Sobig counted on public internet websites to execute further levels of the computer virus. Luckily, in prior cases, these web sites were closed down after discovering the internet worm. Afterwards, when Geocities was discovered to be one of the primary hosting points for the Sobig variants, the internet worm would alternatively transmit with cable modems that were badly hacked & would afterwards serve as a different level in the internet worm's execution.

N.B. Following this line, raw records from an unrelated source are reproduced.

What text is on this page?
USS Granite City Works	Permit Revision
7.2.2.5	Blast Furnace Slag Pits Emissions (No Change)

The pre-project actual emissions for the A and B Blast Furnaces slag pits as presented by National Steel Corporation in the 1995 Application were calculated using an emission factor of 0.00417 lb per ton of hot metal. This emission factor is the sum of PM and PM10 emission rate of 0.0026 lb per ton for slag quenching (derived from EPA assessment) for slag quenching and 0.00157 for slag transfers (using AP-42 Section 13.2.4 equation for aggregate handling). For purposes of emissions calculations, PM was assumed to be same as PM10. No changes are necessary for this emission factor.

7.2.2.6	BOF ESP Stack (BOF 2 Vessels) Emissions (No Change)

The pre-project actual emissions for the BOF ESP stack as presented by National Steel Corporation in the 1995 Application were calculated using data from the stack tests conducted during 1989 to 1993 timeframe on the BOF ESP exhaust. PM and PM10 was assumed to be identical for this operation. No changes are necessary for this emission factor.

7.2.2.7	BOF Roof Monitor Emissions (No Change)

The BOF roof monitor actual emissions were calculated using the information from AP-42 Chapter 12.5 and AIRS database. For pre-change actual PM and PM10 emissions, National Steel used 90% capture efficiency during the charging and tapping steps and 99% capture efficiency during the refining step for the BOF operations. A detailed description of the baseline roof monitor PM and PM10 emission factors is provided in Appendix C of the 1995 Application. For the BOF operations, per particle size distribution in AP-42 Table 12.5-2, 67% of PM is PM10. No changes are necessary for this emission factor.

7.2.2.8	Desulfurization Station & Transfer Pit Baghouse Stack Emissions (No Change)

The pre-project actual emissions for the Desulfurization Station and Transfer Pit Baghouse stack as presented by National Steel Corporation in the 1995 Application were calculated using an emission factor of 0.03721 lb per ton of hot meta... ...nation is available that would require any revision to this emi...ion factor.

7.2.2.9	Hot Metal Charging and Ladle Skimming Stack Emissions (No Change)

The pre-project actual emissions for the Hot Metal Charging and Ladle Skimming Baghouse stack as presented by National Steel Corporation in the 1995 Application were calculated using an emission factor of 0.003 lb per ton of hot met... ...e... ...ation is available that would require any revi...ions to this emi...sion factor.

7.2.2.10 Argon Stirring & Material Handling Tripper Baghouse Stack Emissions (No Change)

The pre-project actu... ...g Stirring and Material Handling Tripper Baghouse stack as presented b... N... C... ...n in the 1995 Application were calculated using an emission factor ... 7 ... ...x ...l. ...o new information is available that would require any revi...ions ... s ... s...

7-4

Sobig contaminated around five hundred thousand PC's globally and cost around one billion dollars in productivity loss.
MSBlast:
In the summer of 2003 it wasn't that much more easy for those constructing Antivirus definitions and those at corporations or academic institutions. On July of that yr, Microsoft declared a vulnerability in the Windows Operating System. One calendar month afterwards, that vulnerability was heavily exploited. The internet worm was called MSBlast, a name made up by the internet worm's author, and it also included a personalised message by it's author to Bill Gates. The note stated, billy gates why do you make this possible? Stop making money and fix your software.
When MSBlast hit the internet, it installed a TFTP Trivial File Transfer Protocol server host & downloaded computer code onto the contaminated server host. Inside of numerous hours of its uncovering, it had struck around seven thousand PC's. 6 calender months afterwards, more than twenty-five million server hosts were noted to be contaminated. The Microsoft Windows Blaster internet worm Removal Tool was at last set in motion by Microsoft Corp in Jan 2004 to get rid of traces of the internet worm.
A 19 year old from the state of Minnesota, Jeffrey Lee Parson, was apprehended and was sentenced to eighteen calender months in state prison with ten calender months of public service after launching a variant of the MSBlast internet worm that struck around fifty thousand PC's.